Robles, 24, tested the calf out before the third of three with the Dodgers, and was good to go.
“He ran, he hit a lot,” Martinez said, “and him and [Hitting Coach] Darnell [Coles] continue to work on his hitting a little bit, but he ran, and he ran fine, he was available yesterday in case we needed him, so he’s back in there today.”
Following a solid run at the plate during the Nationals’ road trip to San Francisco, Colorado, and Anaheim, on which he went 10 for 27 (.370/.419/.444) with two doubles and two walks in nine games and 33 plate appearances, Robles cooled off, going 5 for 23, (.217/.280/.217) with five singles and a walk in nine games and 26 PAs.

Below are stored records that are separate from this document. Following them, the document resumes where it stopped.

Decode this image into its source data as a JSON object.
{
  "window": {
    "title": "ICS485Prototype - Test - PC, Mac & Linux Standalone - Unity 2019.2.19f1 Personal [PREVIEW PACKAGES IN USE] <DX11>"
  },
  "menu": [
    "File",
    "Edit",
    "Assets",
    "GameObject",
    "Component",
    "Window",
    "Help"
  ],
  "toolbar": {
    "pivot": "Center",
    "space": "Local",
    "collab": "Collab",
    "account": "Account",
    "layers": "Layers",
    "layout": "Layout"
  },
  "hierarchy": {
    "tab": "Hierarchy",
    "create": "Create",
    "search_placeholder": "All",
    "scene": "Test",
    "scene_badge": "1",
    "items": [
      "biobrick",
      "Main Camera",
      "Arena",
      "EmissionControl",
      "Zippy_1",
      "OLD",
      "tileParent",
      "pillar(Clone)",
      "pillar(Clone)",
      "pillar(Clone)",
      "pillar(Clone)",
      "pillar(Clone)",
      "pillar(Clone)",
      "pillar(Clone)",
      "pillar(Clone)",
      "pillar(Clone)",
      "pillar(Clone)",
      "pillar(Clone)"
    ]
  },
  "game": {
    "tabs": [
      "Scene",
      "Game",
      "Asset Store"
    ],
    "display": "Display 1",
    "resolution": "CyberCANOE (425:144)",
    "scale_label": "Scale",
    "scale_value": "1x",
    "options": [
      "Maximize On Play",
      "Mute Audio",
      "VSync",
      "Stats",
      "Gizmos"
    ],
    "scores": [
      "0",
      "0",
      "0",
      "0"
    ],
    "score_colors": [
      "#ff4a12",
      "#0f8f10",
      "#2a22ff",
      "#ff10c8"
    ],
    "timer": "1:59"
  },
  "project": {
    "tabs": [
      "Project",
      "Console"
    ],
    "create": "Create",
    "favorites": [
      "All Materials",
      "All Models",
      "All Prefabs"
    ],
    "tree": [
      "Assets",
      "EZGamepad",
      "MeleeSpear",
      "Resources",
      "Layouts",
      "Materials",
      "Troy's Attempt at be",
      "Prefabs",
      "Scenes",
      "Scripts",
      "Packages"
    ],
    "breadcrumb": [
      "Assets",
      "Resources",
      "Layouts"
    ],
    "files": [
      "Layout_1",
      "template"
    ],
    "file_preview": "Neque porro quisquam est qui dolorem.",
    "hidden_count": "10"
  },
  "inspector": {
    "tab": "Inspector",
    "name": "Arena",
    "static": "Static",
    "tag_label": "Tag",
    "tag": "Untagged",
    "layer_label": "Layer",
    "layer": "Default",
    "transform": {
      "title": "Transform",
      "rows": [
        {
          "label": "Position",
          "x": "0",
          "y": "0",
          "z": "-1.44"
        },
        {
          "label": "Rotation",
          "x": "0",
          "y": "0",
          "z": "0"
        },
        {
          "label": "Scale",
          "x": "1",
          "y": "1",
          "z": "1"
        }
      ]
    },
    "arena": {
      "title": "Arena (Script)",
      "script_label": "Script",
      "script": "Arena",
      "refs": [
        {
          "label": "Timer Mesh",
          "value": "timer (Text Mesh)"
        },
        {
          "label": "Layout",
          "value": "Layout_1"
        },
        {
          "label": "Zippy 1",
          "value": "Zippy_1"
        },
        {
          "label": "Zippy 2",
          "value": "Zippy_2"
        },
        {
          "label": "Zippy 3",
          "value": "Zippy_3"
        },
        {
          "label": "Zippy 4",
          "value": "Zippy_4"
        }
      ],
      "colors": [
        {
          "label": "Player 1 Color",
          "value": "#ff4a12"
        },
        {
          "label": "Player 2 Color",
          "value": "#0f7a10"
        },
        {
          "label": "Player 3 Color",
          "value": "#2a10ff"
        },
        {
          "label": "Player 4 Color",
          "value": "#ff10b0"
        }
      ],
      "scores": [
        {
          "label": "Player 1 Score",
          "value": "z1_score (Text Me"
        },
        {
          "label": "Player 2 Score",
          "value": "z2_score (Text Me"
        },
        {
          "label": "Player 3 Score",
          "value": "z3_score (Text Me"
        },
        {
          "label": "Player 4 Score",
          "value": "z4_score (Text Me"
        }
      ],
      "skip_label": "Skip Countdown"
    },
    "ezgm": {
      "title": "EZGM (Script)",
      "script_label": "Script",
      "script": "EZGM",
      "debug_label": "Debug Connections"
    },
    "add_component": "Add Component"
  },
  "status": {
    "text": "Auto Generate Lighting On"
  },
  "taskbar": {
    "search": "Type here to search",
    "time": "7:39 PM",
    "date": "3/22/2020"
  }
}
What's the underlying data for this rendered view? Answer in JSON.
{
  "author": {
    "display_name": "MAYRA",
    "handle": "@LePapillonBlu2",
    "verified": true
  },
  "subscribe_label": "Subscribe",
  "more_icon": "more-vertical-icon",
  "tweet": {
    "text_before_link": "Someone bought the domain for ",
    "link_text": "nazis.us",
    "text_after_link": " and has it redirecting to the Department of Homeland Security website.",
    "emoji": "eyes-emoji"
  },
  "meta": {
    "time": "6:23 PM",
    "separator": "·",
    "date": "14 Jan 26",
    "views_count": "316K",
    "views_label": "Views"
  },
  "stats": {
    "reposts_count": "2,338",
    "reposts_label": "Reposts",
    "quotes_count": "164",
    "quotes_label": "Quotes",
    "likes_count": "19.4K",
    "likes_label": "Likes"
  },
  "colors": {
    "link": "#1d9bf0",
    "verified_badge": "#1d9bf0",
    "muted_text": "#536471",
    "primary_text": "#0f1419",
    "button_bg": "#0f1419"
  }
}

“We’re trying to get him consistent now, right,” Martinez said on Wednesday afternoon.
“We felt we had him in a good spot on that one road trip, and now we’re trying to get him back there. But he’s working diligently, like I said, we made some adjustments mechanically, trying to get him to stay on the baseball and use the whole field, and just play the game the way we see fit for him. He’s made some nice bunts, he’s trying to get on base, we got to get him to play consistent defense, and run the bases correctly. So, we got to remember, he’s still really young, so we’re going to keep working with him and hopefully he gets better.”